On the other hand, we coded an aggregation algorithm that allowed us to infer the values of whole regions or even the world, based on a summatory of the absolute indicators and a weighted average for the relative ones. We decided to use the population of each country as the weight for this average, but any other absolute indicator, such as the GDP, can also be used with a simple modification to the code.
The last week before the demo has been loaded with work, from generating new methods of representing the data to discovering bugs in the code that needed to be solved. After arriving to the conclusion that the aggregation by population was not a good hypothesis we ended up programming a simpler approach, by median. Developing all this features allowed us to give a final answer in the Demo of which indicators are the most correlated with the GDP.
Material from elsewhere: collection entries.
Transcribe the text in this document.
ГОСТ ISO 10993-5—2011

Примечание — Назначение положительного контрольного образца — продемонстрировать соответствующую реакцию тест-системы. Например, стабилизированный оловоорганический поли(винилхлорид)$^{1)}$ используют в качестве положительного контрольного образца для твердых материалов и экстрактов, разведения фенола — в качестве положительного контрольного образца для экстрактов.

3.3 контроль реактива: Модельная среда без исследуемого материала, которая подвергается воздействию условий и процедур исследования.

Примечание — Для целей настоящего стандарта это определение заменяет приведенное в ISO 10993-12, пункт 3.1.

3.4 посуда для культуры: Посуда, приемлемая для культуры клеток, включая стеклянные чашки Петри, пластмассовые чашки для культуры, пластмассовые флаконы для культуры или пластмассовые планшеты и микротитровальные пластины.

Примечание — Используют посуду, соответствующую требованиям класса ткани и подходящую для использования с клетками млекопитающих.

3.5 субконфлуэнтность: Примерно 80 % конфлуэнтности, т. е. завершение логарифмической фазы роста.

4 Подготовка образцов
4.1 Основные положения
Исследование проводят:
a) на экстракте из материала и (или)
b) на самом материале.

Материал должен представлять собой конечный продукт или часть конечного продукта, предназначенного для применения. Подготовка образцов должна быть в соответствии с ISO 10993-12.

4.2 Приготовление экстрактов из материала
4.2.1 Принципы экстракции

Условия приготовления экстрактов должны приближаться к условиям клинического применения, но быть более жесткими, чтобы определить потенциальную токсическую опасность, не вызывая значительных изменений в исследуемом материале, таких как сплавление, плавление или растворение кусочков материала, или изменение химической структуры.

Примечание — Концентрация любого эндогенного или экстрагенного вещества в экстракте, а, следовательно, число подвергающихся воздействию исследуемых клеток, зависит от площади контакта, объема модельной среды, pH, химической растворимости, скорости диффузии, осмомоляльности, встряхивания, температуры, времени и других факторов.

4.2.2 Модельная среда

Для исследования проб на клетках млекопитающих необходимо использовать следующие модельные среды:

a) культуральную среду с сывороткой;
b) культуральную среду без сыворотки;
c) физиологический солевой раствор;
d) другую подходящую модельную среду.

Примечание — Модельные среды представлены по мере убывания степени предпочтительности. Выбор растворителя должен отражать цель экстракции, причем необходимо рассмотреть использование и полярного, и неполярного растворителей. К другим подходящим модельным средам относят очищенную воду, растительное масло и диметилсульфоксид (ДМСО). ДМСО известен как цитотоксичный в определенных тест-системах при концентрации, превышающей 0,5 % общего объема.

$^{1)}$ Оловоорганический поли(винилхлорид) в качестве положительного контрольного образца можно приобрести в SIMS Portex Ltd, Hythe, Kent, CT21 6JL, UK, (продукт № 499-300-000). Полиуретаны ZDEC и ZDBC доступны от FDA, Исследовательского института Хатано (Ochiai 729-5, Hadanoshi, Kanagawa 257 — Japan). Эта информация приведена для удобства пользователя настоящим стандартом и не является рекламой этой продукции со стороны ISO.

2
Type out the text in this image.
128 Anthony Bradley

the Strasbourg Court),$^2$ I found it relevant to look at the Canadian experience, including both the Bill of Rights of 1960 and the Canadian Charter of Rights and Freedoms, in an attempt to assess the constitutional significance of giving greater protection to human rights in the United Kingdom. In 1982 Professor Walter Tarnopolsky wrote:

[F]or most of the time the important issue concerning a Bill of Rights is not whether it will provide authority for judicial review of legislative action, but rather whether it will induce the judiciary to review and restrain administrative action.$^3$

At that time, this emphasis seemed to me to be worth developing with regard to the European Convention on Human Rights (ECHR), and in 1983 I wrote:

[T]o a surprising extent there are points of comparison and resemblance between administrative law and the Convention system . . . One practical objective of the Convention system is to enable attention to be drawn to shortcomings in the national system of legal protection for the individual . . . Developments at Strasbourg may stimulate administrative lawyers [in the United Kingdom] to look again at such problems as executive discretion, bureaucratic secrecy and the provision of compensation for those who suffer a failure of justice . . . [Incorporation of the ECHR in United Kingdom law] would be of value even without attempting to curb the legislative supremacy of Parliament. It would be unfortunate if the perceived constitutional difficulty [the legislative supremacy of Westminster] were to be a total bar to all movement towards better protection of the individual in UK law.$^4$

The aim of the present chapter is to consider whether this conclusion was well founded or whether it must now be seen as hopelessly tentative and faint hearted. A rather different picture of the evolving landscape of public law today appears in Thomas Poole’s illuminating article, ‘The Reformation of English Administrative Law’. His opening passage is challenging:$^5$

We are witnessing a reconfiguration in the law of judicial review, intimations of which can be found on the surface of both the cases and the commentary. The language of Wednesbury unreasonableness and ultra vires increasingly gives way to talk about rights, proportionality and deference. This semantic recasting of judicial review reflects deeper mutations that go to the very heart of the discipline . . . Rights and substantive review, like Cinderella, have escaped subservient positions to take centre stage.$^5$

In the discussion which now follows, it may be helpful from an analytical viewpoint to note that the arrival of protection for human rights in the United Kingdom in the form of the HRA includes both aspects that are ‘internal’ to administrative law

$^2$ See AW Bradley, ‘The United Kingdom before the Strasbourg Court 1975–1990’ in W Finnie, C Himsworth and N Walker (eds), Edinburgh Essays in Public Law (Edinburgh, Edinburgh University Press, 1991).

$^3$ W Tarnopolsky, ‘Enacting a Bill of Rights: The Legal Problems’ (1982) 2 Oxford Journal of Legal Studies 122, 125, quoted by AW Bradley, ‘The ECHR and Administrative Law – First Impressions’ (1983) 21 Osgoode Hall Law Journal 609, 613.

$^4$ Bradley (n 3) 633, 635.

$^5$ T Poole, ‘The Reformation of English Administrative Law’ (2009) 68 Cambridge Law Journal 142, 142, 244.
The days before we ensured that the demo presentation was up to the expectations, not repeating the same flaws we did in the first one, this time with a more formal approach and showing a lot of results.
Having a great demo the week before we started this one with motivation. In this period the clustering was started and giving a lot of troubles due to the fact that it was our first time experimenting with it. At first, there were problems deciding which algorithm should we choose for the dimension reduction and which for the clustering, in the end t-SNE and Affinity Propagation were the election.
The results of the clustering were not quite promising, a lot of groups that didn't had meaning were generated and this was caused by having too many indicators grouped together. For this reason we classified them in 3 groups: equality, socio-demographics and economics. This perspective allowed to have a better clustering which was far more logical than the outcomes we had before.
We added more indicators in the database to have more results, this task took some time because a lot of the dataframes had a lot of holes. In the eight week we optimized the clustering notebook to have a cleaner look and easier way to change the parameters.
We started the time series tasks with a lot of difficulties, at first we had problems deciding what we really needed and where we were heading. After receiving some guidance of our mentor, we started and intense week of programming, this has been the hardest task we have been assigned to. We made some calls along the sprint to consult Luis and check if we were in the right direction or we were lost.
After some more struggles with the time series task we ended up finishing it. The main blocking points in this section have been interacting in a more complex way with widgets and preparing the databases to be read. At first we thought that this task would be easier, although, having to prepare the display tables and all the stylers has been really difficult. There are some details left to polish before the demo, but we are very near to finish all the task in the assigned time.
The end of the project is getting closer and we have been polishing all the code. The dashboard is being started and we are having a difficult time deciding what technology to use to display all the data. We have spent some days searching for a solution. This week we also prepared for a second demo of the month.
This is the last entry of the diary. The dashboard has been a difficult task, because it had a lot problems and bugs to solve. Moreover, in parallel we have been watching some tutorials of Spark to at least have an idea of the possibilities that it opens, as it is really necessary when you use bigger dataframes. Approaching the final demo we are giving the final touches to the dashboard and preparing all to show the best of it.